Kumpulan pengetahuan jika disatukan dapat menjadi “Labirin Penuh Racun” artinya pengetahuan pada awalnya sulit dipahami lama kelamaan mudah diserap oleh otak, jika sudah paham maka akan menjadi candu. Seperti yang diungkap oleh Triyanto Triwikromo pada larik “labirin penuh racun dan anggur//aku mabuk meregukmu” (puisi “Labirin Penuh Racun”) maksudnya adalah jika seseorang sudah banyak memiliki pengetahuan maka ia akan “mabuk” yang diibaratkan sebagai candu, manusia tidak akan berhenti mencari dan menggunakan ilmu. Candunya manusia pada pengetahuan membuat ilmu pengetahuan di dunia ini berkembang pesat. 

Ilmu pengetahuan, dengan segala kompleksitas dan keajaibannya, memiliki daya tarik yang memikat bagi setiap jiwa yang haus akan pengetahuan. Bagi mereka yang telah merasakan keindahan mengejar pemahaman, ilmu pengetahuan bukan sekadar kumpulan fakta dan rumus, tetapi seperti candu intelektual yang meresap ke dalam jiwa, menciptakan keinginan yang tak terbatas untuk terus menjelajahi dunia pengetahuan. Pemahaman yang mendalam dan rasa ingin tahu yang tak terpuaskan menjadi bahan bakar bagi kecanduan ini.
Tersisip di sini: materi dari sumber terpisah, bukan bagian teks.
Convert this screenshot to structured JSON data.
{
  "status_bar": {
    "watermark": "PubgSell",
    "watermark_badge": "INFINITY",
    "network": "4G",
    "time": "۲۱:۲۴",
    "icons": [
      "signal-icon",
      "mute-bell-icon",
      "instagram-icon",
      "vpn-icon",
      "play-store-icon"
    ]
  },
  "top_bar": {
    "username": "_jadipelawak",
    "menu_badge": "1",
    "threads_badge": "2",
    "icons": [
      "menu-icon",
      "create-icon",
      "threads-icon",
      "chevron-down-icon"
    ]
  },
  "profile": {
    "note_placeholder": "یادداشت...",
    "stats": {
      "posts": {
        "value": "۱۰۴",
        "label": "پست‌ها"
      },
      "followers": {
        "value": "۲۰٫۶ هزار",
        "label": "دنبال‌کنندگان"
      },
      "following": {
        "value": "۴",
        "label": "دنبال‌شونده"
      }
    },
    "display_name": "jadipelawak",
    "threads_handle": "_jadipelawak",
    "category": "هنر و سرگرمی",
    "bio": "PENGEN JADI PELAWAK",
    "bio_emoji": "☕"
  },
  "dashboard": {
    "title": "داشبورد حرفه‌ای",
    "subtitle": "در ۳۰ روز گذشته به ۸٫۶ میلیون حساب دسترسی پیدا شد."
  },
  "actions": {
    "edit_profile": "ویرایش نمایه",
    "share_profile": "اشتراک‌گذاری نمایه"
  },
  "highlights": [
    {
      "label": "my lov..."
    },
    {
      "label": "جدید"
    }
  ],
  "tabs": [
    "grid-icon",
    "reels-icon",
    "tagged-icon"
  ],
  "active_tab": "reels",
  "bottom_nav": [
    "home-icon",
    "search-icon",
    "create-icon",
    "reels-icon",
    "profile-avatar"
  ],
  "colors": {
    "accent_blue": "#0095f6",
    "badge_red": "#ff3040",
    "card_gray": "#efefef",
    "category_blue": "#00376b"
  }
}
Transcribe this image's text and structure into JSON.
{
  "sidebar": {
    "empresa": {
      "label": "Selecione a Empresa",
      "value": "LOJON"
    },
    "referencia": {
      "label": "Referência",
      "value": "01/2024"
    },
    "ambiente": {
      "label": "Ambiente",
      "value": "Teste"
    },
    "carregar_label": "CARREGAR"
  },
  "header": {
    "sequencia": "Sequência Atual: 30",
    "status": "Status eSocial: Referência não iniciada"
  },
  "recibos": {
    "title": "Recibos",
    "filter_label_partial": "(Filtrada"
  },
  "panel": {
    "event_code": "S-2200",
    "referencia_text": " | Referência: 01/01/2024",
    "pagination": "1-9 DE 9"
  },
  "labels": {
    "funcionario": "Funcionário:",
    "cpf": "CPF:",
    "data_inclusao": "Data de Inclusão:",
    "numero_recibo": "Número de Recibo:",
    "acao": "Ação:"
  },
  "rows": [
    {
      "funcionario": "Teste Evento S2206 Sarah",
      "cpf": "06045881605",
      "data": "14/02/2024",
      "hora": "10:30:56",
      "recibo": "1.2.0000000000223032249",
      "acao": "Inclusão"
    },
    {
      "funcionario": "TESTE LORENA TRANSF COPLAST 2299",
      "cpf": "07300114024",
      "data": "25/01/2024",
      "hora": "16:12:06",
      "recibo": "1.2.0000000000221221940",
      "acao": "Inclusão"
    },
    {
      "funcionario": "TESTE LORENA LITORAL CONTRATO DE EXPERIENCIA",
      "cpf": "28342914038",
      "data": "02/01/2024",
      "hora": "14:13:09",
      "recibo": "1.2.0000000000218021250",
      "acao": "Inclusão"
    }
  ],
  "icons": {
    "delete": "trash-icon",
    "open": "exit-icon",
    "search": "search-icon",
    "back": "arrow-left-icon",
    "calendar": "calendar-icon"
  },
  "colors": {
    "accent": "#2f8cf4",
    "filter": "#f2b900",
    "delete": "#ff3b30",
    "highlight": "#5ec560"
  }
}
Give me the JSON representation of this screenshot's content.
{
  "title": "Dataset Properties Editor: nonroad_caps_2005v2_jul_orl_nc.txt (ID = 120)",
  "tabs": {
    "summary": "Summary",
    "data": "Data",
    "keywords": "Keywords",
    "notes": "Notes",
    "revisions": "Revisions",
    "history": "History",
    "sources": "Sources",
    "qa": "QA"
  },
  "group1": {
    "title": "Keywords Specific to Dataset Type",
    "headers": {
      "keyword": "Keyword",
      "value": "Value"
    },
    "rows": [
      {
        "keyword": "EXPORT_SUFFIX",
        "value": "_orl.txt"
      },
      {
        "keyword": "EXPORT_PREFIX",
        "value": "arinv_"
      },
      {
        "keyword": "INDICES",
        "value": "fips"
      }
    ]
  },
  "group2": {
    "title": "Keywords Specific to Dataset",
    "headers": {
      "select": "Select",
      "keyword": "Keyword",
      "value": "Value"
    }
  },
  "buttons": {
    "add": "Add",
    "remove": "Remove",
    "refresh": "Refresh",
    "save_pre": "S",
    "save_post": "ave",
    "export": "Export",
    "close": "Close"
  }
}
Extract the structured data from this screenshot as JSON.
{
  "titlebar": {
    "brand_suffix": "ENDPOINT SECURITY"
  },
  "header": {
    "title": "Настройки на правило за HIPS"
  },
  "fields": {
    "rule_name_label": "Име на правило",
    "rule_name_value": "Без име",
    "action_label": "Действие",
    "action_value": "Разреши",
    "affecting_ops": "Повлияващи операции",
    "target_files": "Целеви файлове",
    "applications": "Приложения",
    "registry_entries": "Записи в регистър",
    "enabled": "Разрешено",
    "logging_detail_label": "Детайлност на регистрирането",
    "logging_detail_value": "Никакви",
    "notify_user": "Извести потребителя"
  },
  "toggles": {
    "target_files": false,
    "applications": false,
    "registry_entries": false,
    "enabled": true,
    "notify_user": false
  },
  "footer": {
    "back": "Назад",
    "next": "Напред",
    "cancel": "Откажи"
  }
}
Ilmu pengetahuan yang semakin pesat ini menjadikan manusia tersadar bahwa semua yang mereka peroleh adalah milik Tuhan. Manusia hanya menjaga pengetahuan agar tetap berakal. Ketika manusia sudah berakal, apa pun kebaikan yang dikerjakannya adalah sebuah pahala. Pahala yang tidak akan terputus ketika alam sudah kehabisan energi untuk hidup. Triyanto Triwikromo menggambarkan alam ini hanyalah “Dunia Semu”. 

Dunia Semu

Dunia
Semu

Dunia
penuh
tipu.

Bukan
duniamu
bukan
duniaku.

Dunia burung penuh bulu biru.
Dunia radio penuh lagu buruk.
Dunia orok penuh dongeng.
Dunia bunga penuh duri

Bukan duniaku
Bukan duniamu.

Dunia matahari.
Dunia pohon.
Dunia pintumu.
Dunia kunciku.

“Dunia Semu” dimaknai dengan dunia ini tidak ada apa-apanya. Dunia juga bukan milik siapa-siapa. Dunia hanyalah milik Tuhan semata. Dunia penuh dengan tipuan yang dapat menjerumuskan manusia pada perilaku buruk. Pada larik “dunia bunga penuh duri” (puisi “Dunia Semu”) menjelaskan bahwa di dunia ini sesuatu yang terlihat baik seperti bunga belum tentu baik. Ada pula dunia yang “penuh duri” (puisi “Dunia Semu”) artinya penuh dengan perilaku buruk yang dapat merusak ibadah manusia. Melawan keburukan Tuhan mewajibkan manusia untuk beribadah, menanam pahala sebanyak-banyaknya, dan berbuat baik kepada orang lain supaya kelak dapat melihat indahnya surga. Triyanto Triwikromo mengungkapkan dalam puisinya yang berjudul “segala lenyap segala hilang” bahwa dunia dan seisinya akan lenyap, hilang, dan tak tersisa. Pada saat dunia lenyap yang ada pada diri manusia hanyalah pengetahuan dan pahala yang oleh Triyanto Triwikromo disebut “kita bermula dari tiada. berakhir pada cahaya” (puisi “Bermula dari Tiada”).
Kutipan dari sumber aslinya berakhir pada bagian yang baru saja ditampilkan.